Bug #168

after 4+ days of uptime, dhcp server stops

Added by Dave Täht on May 19, 2011. Updated on Jun 24, 2014.
Closed Normal Dave Täht


In the only box I’ve managed to keep running this long, dhcp has stopped serving new addresses.

root@labgw:~# uptime
19:39:04 up 5 days, 15:20, load average: 0.16, 0.06, 0.05

restarting dnsmasq fixed it. There have been multiple builds since then, of course, and I’ve beaten this machine up with many, many tests, and it used to have bug [#136] which I killed off by hand.


Updated by Dave Täht on May 19, 2011.
Updated by Nick Feamster on May 19, 2011.
Strange. In the old build, I’ve got an uptime of around 20 days, and DHCP is working fine.

Let’s try a new build out in the house I’m staying in tomorrow.

I’d like to figure out how to daisy chain these switches, as well.

Updated by Dave Täht on May 22, 2011.
Assuming the bismark-testbed:Testlab remains operation, I should able to slowly debug this.
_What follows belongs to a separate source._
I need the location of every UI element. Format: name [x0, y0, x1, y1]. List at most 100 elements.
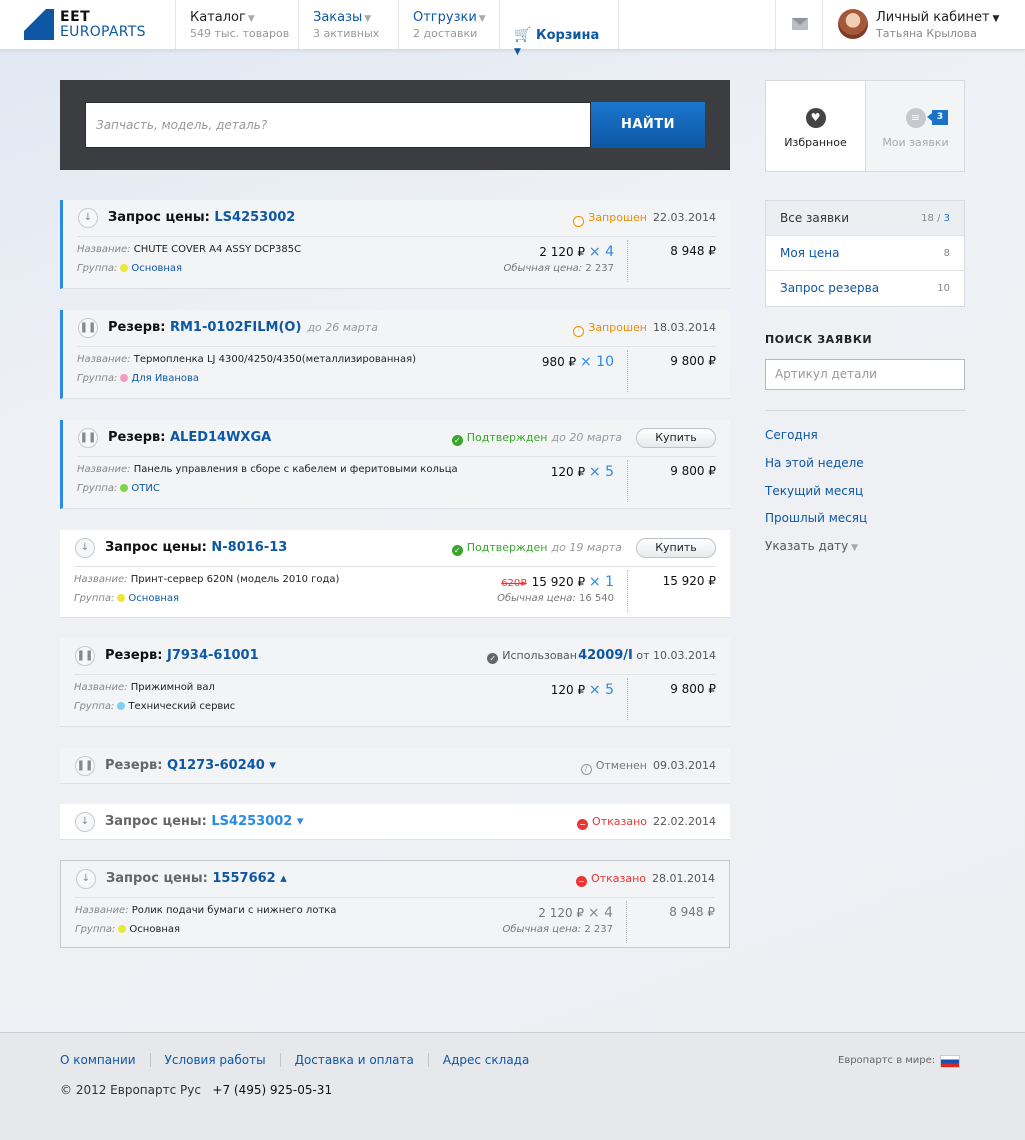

Regrettably, there seems to be no way to simulate the problem, except time and multiple routers deployed. IT MAY be related to issue #147 and #145

As for “daisy chaining, or using the mesh” please open separate bugs for those.

Updated by Dave Täht on Jun 13, 2011.
I have multiple reports of the dhcp problem now. I am hoping that the switch patch fixes it,
but to test it fully I will have to hammer a router for several days from another router (or two or three) with dhcp queries.

Thankfully with the PDU coming online, if it hangs I can reset it.

I have several other related patches queued up, if that alone doesn’t address the issue.

Updated by Dave Täht on Jul 27, 2011.
Updated by Dave Täht on Jul 28, 2011.
Updated by Dave Täht on Apr 21, 2012.
Updated by Dave Täht on Jun 24, 2014.

This is a static export of the original bufferbloat.net issue database. As such, no further commenting is possible; the information is solely here for archival purposes.